You can make qvevri wine from anything—there’s even chill clay vessel chardonnay—but part of the magic in Georgian wine comes from the use of obscure local wine grapes like k​isi,​ m​tsvane,​and ​rkatsiteli. Y​ou’ll find Georgian wine on lists and shelves of the best wine bars and retail shops in the world, but pairing that wine with swaggy pizza is a uniquely Portland cross­pollination.

“We wanted to plan an event where we could showcase the funky flavors of Georgian wine and be able to match them up with my food,” Ford says.

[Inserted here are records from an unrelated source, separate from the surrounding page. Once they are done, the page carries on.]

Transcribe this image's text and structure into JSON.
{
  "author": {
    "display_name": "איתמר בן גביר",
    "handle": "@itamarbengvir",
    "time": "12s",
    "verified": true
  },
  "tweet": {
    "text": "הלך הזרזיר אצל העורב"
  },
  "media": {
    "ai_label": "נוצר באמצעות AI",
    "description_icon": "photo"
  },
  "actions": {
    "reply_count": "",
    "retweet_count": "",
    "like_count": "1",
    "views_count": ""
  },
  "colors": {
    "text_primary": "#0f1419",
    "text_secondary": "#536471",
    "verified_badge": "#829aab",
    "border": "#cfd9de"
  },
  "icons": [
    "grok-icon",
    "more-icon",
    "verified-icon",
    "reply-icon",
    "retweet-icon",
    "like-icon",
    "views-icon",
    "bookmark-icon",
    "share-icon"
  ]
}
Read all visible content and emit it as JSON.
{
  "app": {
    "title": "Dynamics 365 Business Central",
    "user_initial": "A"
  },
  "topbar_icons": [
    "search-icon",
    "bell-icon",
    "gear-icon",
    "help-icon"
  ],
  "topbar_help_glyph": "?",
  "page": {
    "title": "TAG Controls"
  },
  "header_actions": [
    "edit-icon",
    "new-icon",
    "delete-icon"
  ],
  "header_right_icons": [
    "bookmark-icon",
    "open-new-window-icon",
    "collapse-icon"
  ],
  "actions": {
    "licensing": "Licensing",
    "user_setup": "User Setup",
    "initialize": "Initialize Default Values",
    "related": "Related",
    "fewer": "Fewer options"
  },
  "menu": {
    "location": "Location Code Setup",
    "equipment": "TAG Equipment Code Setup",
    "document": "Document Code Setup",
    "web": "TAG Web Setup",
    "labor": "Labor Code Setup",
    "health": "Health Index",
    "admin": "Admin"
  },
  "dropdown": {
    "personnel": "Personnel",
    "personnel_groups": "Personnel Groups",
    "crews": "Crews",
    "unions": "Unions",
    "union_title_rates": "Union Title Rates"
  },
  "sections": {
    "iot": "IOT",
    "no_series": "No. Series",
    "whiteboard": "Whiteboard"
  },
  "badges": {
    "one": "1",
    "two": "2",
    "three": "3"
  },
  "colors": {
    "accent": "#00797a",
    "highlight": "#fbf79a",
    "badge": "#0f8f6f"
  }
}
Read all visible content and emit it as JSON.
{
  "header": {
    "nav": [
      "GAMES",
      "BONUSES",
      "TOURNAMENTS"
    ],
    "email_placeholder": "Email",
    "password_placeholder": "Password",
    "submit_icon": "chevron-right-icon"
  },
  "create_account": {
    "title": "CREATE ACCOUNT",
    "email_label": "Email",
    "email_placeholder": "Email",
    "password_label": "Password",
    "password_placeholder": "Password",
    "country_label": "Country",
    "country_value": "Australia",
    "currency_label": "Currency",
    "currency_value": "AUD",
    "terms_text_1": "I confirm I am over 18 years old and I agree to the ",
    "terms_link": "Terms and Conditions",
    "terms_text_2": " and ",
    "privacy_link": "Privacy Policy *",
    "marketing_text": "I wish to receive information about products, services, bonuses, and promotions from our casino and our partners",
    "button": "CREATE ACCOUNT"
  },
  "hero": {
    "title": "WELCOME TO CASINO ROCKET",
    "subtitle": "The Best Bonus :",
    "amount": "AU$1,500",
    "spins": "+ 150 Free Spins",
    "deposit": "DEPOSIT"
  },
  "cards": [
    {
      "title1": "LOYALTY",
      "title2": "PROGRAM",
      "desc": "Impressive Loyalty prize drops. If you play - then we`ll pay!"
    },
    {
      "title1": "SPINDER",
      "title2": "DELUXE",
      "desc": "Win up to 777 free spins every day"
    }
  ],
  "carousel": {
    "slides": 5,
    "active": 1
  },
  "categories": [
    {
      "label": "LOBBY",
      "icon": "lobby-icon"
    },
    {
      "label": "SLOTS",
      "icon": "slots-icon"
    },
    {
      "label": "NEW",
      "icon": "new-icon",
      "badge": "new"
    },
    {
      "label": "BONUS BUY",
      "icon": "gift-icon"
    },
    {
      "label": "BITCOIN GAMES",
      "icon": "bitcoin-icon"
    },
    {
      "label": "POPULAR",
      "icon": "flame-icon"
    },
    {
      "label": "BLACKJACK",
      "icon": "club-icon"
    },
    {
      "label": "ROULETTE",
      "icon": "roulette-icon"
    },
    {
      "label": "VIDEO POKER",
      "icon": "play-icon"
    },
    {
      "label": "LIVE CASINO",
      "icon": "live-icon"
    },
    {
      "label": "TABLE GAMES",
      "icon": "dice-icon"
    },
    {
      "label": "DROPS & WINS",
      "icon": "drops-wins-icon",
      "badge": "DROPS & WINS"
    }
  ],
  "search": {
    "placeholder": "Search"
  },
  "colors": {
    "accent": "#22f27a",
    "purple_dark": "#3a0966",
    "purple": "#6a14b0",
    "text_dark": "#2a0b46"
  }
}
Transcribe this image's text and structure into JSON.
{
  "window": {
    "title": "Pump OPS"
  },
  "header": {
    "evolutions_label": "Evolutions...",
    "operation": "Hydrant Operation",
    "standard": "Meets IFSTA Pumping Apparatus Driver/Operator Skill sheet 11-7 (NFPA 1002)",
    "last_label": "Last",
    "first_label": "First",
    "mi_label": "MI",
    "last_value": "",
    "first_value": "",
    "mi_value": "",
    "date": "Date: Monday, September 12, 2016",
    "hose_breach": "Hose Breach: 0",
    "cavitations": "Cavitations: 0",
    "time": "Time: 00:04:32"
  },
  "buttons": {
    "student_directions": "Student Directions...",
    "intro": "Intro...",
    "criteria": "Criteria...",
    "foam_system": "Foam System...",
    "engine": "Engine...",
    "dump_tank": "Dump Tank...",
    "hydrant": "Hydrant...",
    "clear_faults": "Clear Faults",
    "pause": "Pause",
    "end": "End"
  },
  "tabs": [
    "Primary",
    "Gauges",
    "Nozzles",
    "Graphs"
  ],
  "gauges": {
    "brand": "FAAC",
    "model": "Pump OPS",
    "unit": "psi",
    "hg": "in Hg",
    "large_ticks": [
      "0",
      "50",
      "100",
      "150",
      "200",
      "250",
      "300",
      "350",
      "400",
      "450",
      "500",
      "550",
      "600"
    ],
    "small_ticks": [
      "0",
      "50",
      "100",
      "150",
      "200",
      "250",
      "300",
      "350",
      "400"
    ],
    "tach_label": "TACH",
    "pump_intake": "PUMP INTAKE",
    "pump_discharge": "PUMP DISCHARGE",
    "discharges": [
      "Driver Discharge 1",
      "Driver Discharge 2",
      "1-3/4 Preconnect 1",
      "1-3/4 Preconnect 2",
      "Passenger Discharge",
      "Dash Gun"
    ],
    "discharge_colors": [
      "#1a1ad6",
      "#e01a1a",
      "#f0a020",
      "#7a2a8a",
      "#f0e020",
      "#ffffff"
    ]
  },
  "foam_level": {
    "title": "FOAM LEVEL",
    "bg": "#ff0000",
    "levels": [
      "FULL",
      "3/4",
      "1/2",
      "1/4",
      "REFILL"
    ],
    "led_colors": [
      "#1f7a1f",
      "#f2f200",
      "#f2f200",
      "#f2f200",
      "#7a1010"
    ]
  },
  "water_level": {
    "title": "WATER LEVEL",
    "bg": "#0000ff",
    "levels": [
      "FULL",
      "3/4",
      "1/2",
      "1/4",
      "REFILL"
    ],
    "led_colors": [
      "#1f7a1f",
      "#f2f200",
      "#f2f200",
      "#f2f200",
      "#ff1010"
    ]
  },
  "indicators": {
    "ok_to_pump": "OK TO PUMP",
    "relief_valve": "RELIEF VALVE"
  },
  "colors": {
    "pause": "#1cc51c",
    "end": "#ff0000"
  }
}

Challenge accepted.

Ardor’s Ryan Jones will be pouring a selection of Georgian wines brought to Oregon by Tim Davey at Corridor 5, a progressive Portland wine importer that focuses on small producers with sustainable winemaking practices.

“These wines are living mysteries”, Davey says, “w​ith surprising texture, infinite structure, an electric freshness.”

Jones, meanwhile, is an exciting new voice for natural wine in Portland; his Ardor brand currently occupies weekend evenings at The Red E Cafe on Killingsworth, and his collaboration with PREAM is promising.

“What’s so rad about these wines is that while many winemakers around the world are revisiting traditional techniques after having converted to modern, conventional agriculture, winemakers of Georgia never left them,” Jones says.

“These are the original natural wines.” Taste them alongside dope pizza this Friday at PREAM, and if you want to dig deeper, A​lice Feiring’s book is awesome and available at Powell’s.

GO: Ardor and the wines of Georgia and the Balkans will be at P.R.E.A.M., 2131 SE 11th Ave., 503-231-2809. 5-10 pm Thursday, June 9. No admission or tickets.